I remember one particular trip. She arrived on a bus from Jiquilpan, a town near her native village in the state of Michoacan, to the Dallas suburb of Oak Cliff with a four-hour delay and swollen feet but, surprisingly, happy and strong.
After the vicissitudes that delays of this nature cause, we got home around midnight and brought in her cardboard boxes while she explains the delay and we call friends and relatives to inform them that she’s made it safe to Dallas.

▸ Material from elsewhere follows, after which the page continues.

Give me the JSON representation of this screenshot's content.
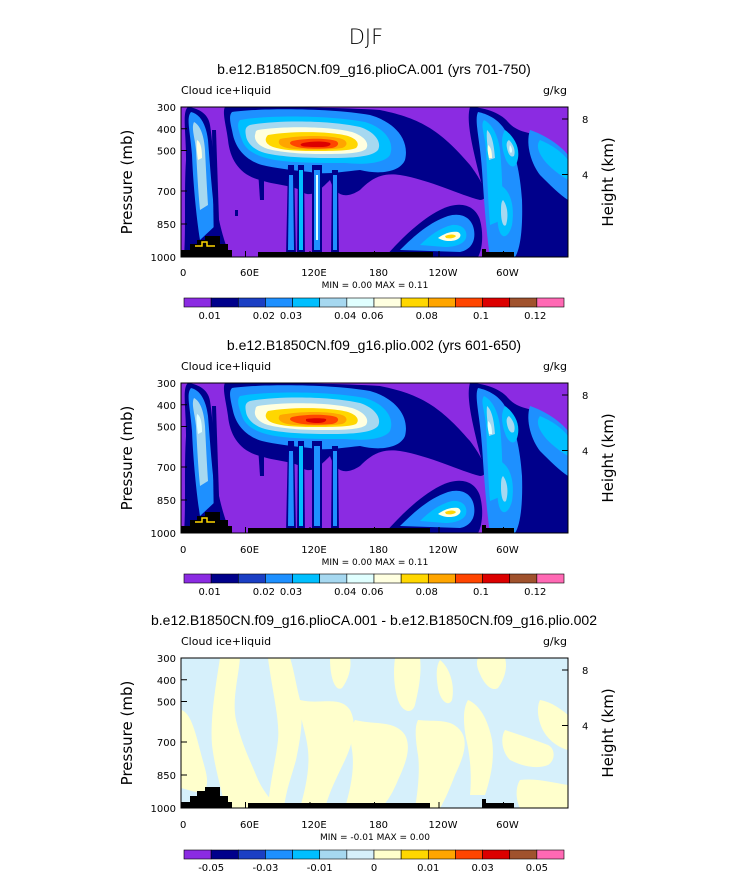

As I help her with her boxes, time is somehow momentarily suspended. When she opens her boxes, yawns and tiredness magically disappear. She pulls out a lot of round cheeses, about 10, and jars of cajeta, a creamy caramel, and other sweets from her village, everything homemade, along with a very large plastic bag about to burst with dried red peppers. All this comes from Michoacán. Then come the bolillos or baguettes from Guadalajara and mugs for my new kitchen. She tells me sheepishly, “I wanted to bring you an entire set but one cost 1,800 pesos and another about 2,000 (roughly between 180 and 200 dollars). Can you believe it? So I just brought you these two mugs. They’re from Tonalá.”
It’s always like this when my aging mother returns from Mexico. Whether I like it or not, her boxes open the door to Mexico and my childhood: I can see the small village where my parents were born, the tile floor of my house, the streets of my barrio; I can smell the characteristic smog of my city, I can hear the deafening sound of the buses; I can peek at the steaming taco stand on the street corner. I remember some of the blurry faces of my many relatives.
With every cheese that I rinse for my mom (“to get rid of the excess drippings,” she tells me), I recover I-don’t-know-what essence that has become dusty and almost forgotten in my hectic everyday life in Dallas.
But the apex of my nostalgia, of its marvelous significance that is beyond words, occurs this time when she tells me that a woman reached her in Sahuayo to give her a pair of wings that my daughter had asked for as a birthday gift. I laugh when I explain to my husband that la Abuela could have made things easy on herself and just asked me to order them from the catalog where my daughter got the idea, instead of having to choose between bumblebee wings, or yellow, pink or white butterfly wings as she boards a bus, and then carry them tirelessly in her lap during the entire 27-hour trip that became longer because of two bus breakdowns in the middle of nowhere.
So that year my daughter got those Third World pink butterfly wings for her birthday.
From Mexico.
It seems to me that that is how it was meant to be.